Cracks in the epidermis at the back of the heel are frequent, are painful, and do not appear very good. They happen when the fat pad beneath the heel expands out side to side beneath the foot and the dried-out skin cracks or splits to create a heel fissure. A great way to fully understand them is to use the example of a tomato being squashed. When you apply force to the tomato to squash it, the skin around the tomato cracks as the insides forces outwards. So it is with the heel. As bodyweight compresses the fat under the heel it stretches out sideways from underneath the heel, it tries to tear the skin around the perimeter of the heel. If this succeeds or not is going to depend on how supple and strong that the epidermis is. If the skin is dry, thicker or callused, it will tear quickly. If the skin is thicker with a layer of callus, that skin will crack easily and put a strain on the healthy skin below that will become somewhat painful, sometimes bleeding. Every step that is taken with further open the split and prevent it from getting better. This is more prevalent in those that use open heel type shoes, as a closed in shoe can help keep the fat pad beneath the heel in position and help avoid or lessen the effects of this.

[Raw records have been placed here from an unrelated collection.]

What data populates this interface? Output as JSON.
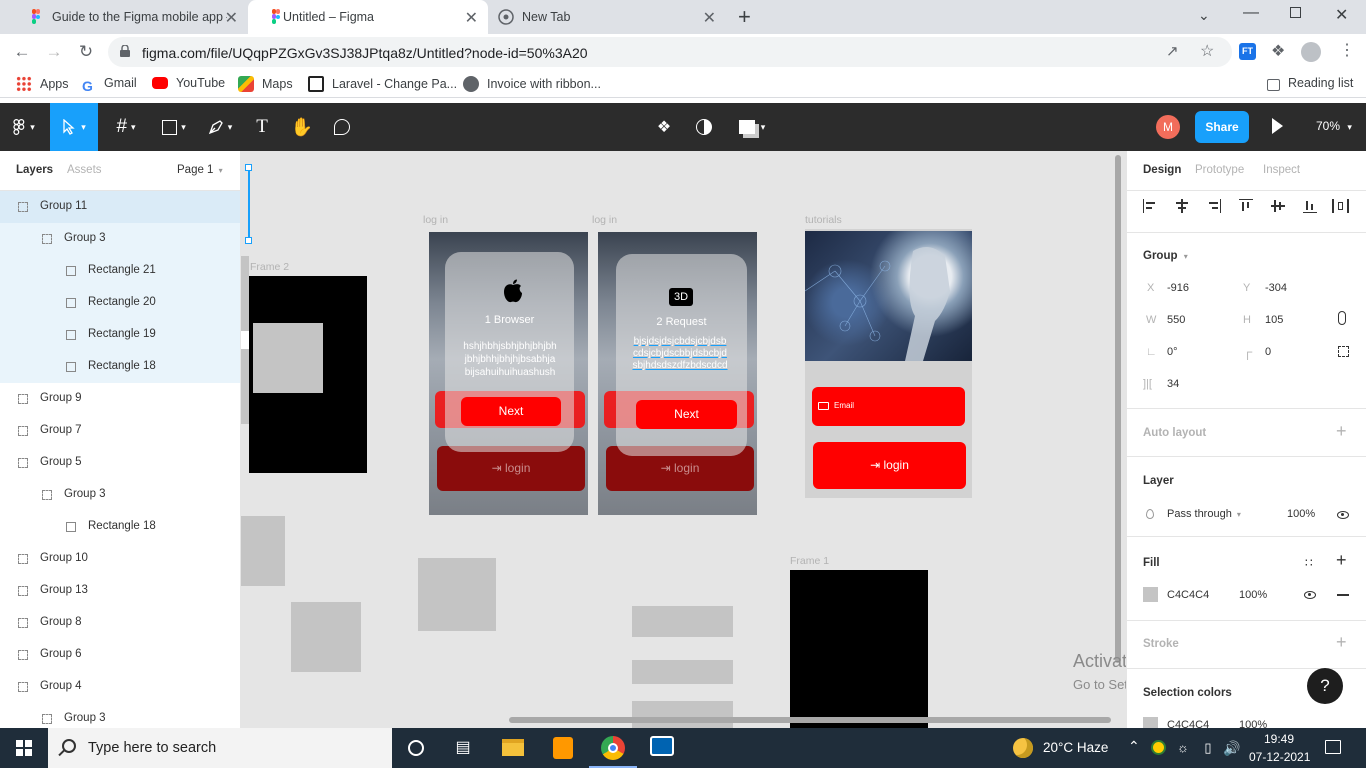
{
  "browser": {
    "tabs": [
      {
        "title": "Guide to the Figma mobile app –",
        "close": "✕"
      },
      {
        "title": "Untitled – Figma",
        "close": "✕"
      },
      {
        "title": "New Tab",
        "close": "✕"
      }
    ],
    "new_tab": "+",
    "url": "figma.com/file/UQqpPZGxGv3SJ38JPtqa8z/Untitled?node-id=50%3A20",
    "bookmarks": [
      "Apps",
      "Gmail",
      "YouTube",
      "Maps",
      "Laravel - Change Pa...",
      "Invoice with ribbon..."
    ],
    "reading_list": "Reading list",
    "ext_badge": "FT"
  },
  "figma_toolbar": {
    "share": "Share",
    "zoom": "70%",
    "avatar": "M"
  },
  "left_panel": {
    "tabs": {
      "layers": "Layers",
      "assets": "Assets",
      "page": "Page 1"
    },
    "layers": [
      {
        "name": "Group 11",
        "level": 0,
        "kind": "group",
        "selected": true
      },
      {
        "name": "Group 3",
        "level": 1,
        "kind": "group",
        "selected": true
      },
      {
        "name": "Rectangle 21",
        "level": 2,
        "kind": "rect",
        "selected": true
      },
      {
        "name": "Rectangle 20",
        "level": 2,
        "kind": "rect",
        "selected": true
      },
      {
        "name": "Rectangle 19",
        "level": 2,
        "kind": "rect",
        "selected": true
      },
      {
        "name": "Rectangle 18",
        "level": 2,
        "kind": "rect",
        "selected": true
      },
      {
        "name": "Group 9",
        "level": 0,
        "kind": "group"
      },
      {
        "name": "Group 7",
        "level": 0,
        "kind": "group"
      },
      {
        "name": "Group 5",
        "level": 0,
        "kind": "group"
      },
      {
        "name": "Group 3",
        "level": 1,
        "kind": "group"
      },
      {
        "name": "Rectangle 18",
        "level": 2,
        "kind": "rect"
      },
      {
        "name": "Group 10",
        "level": 0,
        "kind": "group"
      },
      {
        "name": "Group 13",
        "level": 0,
        "kind": "group"
      },
      {
        "name": "Group 8",
        "level": 0,
        "kind": "group"
      },
      {
        "name": "Group 6",
        "level": 0,
        "kind": "group"
      },
      {
        "name": "Group 4",
        "level": 0,
        "kind": "group"
      },
      {
        "name": "Group 3",
        "level": 1,
        "kind": "group"
      }
    ]
  },
  "canvas": {
    "frame2_label": "Frame 2",
    "frame1_label": "Frame 1",
    "login1": {
      "label": "log in",
      "title": "1 Browser",
      "body": "hshjhbhjsbhjbhjbhjbh jbhjbhhjbhjhjbsabhja bijsahuihuihuashush",
      "next": "Next",
      "login": "login"
    },
    "login2": {
      "label": "log in",
      "badge": "3D",
      "title": "2 Request",
      "body": "bjsjdsjdsjcbdsjcbjdsb cdsjcbjdscbbjdsbcbjd sbjhdsdszdfzbdscdcd",
      "next": "Next",
      "login": "login"
    },
    "tutorials": {
      "label": "tutorials",
      "email": "Email",
      "login": "login"
    },
    "watermark_title": "Activate Windows",
    "watermark_sub": "Go to Settings to activate Windows."
  },
  "right_panel": {
    "tabs": {
      "design": "Design",
      "prototype": "Prototype",
      "inspect": "Inspect"
    },
    "group_title": "Group",
    "x": "-916",
    "y": "-304",
    "w": "550",
    "h": "105",
    "rotation": "0°",
    "radius": "0",
    "spacing": "34",
    "auto_layout": "Auto layout",
    "layer_title": "Layer",
    "blend": "Pass through",
    "layer_opacity": "100%",
    "fill_title": "Fill",
    "fill_hex": "C4C4C4",
    "fill_opacity": "100%",
    "stroke_title": "Stroke",
    "selection_colors": "Selection colors",
    "sel_hex": "C4C4C4",
    "sel_opacity": "100%",
    "help": "?"
  },
  "taskbar": {
    "search_placeholder": "Type here to search",
    "weather": "20°C Haze",
    "time": "19:49",
    "date": "07-12-2021"
  },
  "colors": {
    "figma_blue": "#18a0fb",
    "toolbar_dark": "#2c2c2c",
    "accent_red": "#ff0000",
    "avatar": "#f24e1e"
  }
}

The most effective short term relief of cracked heels is to have the callused skin cut back by a podiatrist and then use tape to hold the edges of the crack together so that it can heal. The long term prevention of cracked skin around the heel ought to be clear from the process that was explained above. To begin with, weight loss will help decrease the problem, but this is a long term concern. To help stop the fat pad beneath the heel from broadening out sideways and trying to split the skin, a closed in shoe needs to be worn and in some cases the use of deep heel cup orthotics can help. A foot doctor should really be seen regularly to debride any thick callused skin. Creams ought to be used regularly to keep the skin supple so that it does not fissure. The use of filing tools to maintain the thick skin in check can also be used.